Celle-ci hocha la tête.
- « Faelan, ton grand frère est ici, son âme est enchaîné par le chagrin. Pour le libérer, tu fois affronter tes propres démons et lui offrir ce que son coeur désire le plus : la compréhension et le pardon. »
Zéphyra se sentit alors submergée par des visions du passé. Elle revit les derniers instants passés avec Faelan : la colère dans ses yeux et ses paroles à son égard au moment de son départ. Elle avait refusé de lui dire au revoir ; elle lui en voulait de l'abandonner, comme leurs parents avaient pu le faire auparavant.

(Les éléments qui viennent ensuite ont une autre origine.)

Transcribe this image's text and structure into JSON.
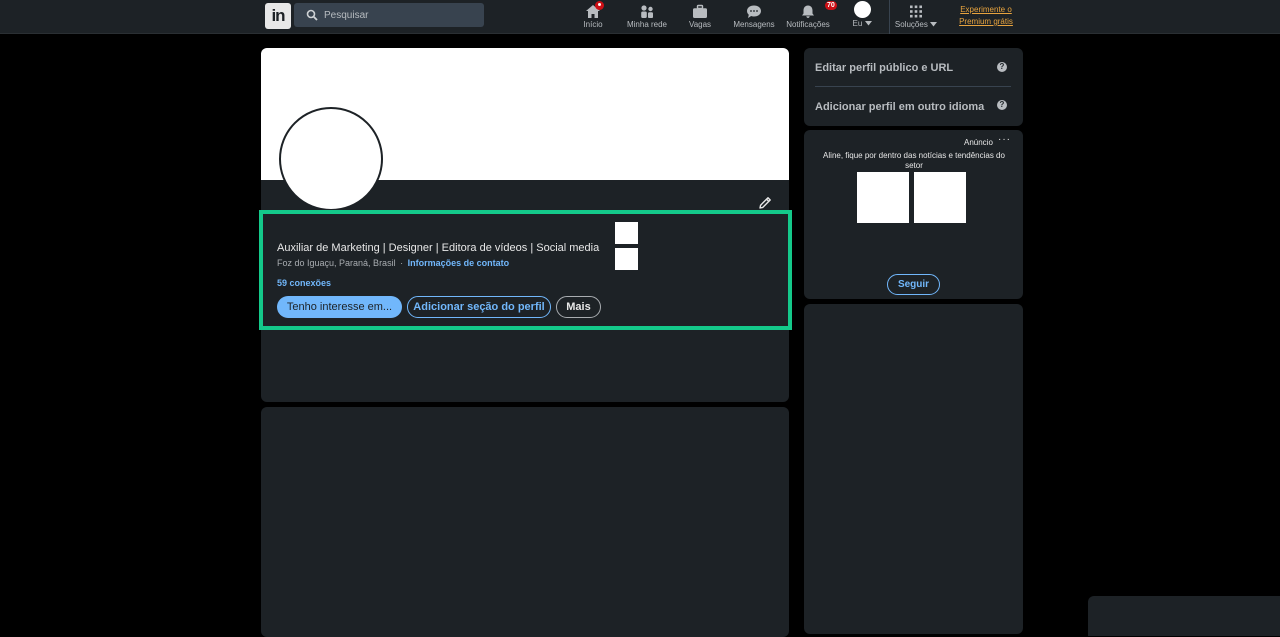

Elle avait rejeté les bras de son grand frère dans un moment de colère, immobilisée par son propre chagrin.
Les larmes coulaient sur ses joues.
- « Je suis tellement désolé Faelan, tu es mon frère et tu me manques tellement... »

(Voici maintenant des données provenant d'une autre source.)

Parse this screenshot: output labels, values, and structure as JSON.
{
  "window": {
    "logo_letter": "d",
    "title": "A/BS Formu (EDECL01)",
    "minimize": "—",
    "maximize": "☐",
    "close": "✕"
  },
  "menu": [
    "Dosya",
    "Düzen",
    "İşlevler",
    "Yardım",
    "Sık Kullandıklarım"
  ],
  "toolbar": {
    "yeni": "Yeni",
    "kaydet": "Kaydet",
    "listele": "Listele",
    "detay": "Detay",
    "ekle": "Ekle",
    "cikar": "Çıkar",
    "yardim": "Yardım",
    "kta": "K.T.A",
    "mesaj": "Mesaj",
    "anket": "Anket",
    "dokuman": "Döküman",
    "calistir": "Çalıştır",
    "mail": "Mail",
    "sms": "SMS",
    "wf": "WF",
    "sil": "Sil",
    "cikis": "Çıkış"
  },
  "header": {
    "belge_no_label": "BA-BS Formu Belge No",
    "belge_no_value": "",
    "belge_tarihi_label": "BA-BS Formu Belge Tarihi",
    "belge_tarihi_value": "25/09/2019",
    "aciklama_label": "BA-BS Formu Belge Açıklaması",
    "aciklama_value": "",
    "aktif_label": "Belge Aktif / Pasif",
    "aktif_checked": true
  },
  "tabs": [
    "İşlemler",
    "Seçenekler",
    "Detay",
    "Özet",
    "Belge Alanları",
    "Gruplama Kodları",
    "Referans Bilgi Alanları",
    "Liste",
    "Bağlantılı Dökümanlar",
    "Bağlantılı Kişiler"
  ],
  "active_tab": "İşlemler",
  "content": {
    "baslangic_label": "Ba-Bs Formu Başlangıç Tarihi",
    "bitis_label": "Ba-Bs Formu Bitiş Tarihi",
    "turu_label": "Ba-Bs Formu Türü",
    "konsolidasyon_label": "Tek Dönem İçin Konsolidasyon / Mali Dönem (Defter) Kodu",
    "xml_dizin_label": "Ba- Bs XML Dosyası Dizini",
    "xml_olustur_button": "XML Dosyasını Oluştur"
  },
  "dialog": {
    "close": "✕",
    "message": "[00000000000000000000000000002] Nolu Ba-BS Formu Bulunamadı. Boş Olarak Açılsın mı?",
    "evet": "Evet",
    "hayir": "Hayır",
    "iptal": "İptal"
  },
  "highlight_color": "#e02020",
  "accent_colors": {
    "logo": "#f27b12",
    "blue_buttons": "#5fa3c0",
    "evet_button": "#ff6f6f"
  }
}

À cet instant, une lumière irradia de la grotte. La silhouette de Faelan apparut, son visage était doux et rempli d'amour.
- « Pardonne-moi, ma chère petite sœur, je ne voulais pas t'abandonner... La mission s'est compliquée et toute l'équipe n'y a pas survécu... Je m'en veux de t'avoir laissée seule. Je t'aime. » Il embrassa Zephyra sur front. « Je suis fière de toi, tu es devenue une grande guerrière, tu me surpasses aujourd'hui. »
Ils s'enlaçèrent une dernière fois, l'amour fraternel transcendait l'espace et le temps.
- « Je t'aime aussi grand frère, je suis désolée également. »
Faelan fut le premier à disparaître.
La spectre qui observait la scène remarqua que la brume de la vallée était en train de disparaître.
- « L'amour et le pardon sont les clés qui libèrent l'âme. Cela ne peut arriver que si l'on accepte ses erreurs et que l'on apprend à guérir de ses blessures. » murmura-t-elle avant de s'élever et disparaître peu à peu avec les autres ombres qui l'accompagnaient.
Le brouillard disparut du Vallon, laissant place à un ciel ensoleillée.
Zephyra comprit que la vie devait continuer, pour elle mais aussi en hommage à son frère. Pour la première fois une pronfonde paix envahit son être. Elle sortit de la grotte, le chemin qu'elle avait emprunté pour venir était devenue fleurie par le soleil. Elle comprenait que l'amour qu'elle avait pour son frère avait été la clé depuis le début pour lever la malédiction.
Elle retourna au village, portant avec elle la lumière et l'écho de Faelan, prête à partager le récit de son voyage car elle était la première à revenir et à vaincre l'Abîme des souffrances.